Expats here enjoy trekking with trails nearby, visiting traditional hill tribe villages or traveling to the larger city of Chiang Mai.
A couple can live well in culture-rich Chiang Rai on $1,800 a month, which includes money to travel.
Vũng Tàu, Vietnam
Vũng Tàu enjoys a spectacular location on a peninsula jutting out into the South China Sea, 60 miles southeast of Ho Chi Minh City. Over the centuries it has acted as a safe anchorage for European trading ships, a headquarters for plundering Malay pirates, a retreat for Vietnamese royalty, home to a former French president, and an R&R retreat for soldiers during the Vietnam War.
More recently Vũng Tàu became the center of Vietnam’s oil and gas industry which brought a diverse mix of international expats to its shore and bundles of money to develop essential infrastructure.

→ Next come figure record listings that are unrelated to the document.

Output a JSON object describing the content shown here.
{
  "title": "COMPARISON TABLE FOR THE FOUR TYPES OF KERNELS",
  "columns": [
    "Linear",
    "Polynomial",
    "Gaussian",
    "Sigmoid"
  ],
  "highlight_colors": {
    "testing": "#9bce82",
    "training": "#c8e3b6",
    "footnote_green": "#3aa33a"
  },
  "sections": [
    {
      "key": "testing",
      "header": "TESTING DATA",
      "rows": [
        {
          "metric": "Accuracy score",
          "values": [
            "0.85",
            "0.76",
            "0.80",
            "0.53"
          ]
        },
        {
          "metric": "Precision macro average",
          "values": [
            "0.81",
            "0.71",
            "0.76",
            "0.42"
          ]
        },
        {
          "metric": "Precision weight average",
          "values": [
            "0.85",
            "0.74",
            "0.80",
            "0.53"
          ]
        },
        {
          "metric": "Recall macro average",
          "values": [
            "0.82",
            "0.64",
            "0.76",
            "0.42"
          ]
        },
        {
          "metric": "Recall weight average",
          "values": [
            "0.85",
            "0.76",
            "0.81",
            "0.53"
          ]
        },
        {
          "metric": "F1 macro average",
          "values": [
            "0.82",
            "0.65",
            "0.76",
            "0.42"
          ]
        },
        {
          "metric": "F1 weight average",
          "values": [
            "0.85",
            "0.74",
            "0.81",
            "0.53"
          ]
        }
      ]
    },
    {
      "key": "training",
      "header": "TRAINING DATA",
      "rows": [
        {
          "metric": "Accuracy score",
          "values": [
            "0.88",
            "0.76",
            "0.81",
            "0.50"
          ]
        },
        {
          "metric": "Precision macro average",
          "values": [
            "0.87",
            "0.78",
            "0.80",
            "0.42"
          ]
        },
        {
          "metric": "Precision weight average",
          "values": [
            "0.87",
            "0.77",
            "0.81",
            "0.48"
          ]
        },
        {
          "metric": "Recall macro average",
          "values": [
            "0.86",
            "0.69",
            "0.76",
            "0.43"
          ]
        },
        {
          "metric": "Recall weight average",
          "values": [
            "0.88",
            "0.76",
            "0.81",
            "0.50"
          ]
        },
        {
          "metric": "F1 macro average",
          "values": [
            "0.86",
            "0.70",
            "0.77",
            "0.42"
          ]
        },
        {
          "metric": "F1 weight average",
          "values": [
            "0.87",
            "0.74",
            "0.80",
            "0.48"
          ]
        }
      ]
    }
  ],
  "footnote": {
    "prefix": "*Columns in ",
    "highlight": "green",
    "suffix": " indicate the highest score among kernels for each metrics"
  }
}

Over the years, Vũng Tàu’s cool sea breezes, long white beaches, manicured green spaces, and growing selection of top-notch resorts and restaurants, has made the city a favorite weekend getaway for those looking for a break away from Ho Chi Minh City. Most visitors to Vietnam never hear about it, let alone visit. But that’s changing fast. Vũng Tàu has emerged as one of Vietnam’s top beach locations and is home to a growing contingent of expats.
Although expat numbers are on the rise, Vung Tau’s population of around 450,000 is still predominantly Vietnamese. There’s a reasonable level of English spoken, especially in businesses catering for expats and tourists.
For a relatively small city by Vietnamese standards, there’s no shortage of cultural things to do and see in Vũng Tàu. There are several historical sites in the surrounding area, including many from the war era, and a world-class Arms museum.
Despite the new facilities, infrastructure, and fast pace of change, Vũng Tàu still retains a laidback vibe and remains uniquely Vietnamese.
Offering a beach lifestyle with the added bonus of a low cost of living, a couple can happily live on as little as $1,300 a month without sacrificing any of the comforts of home.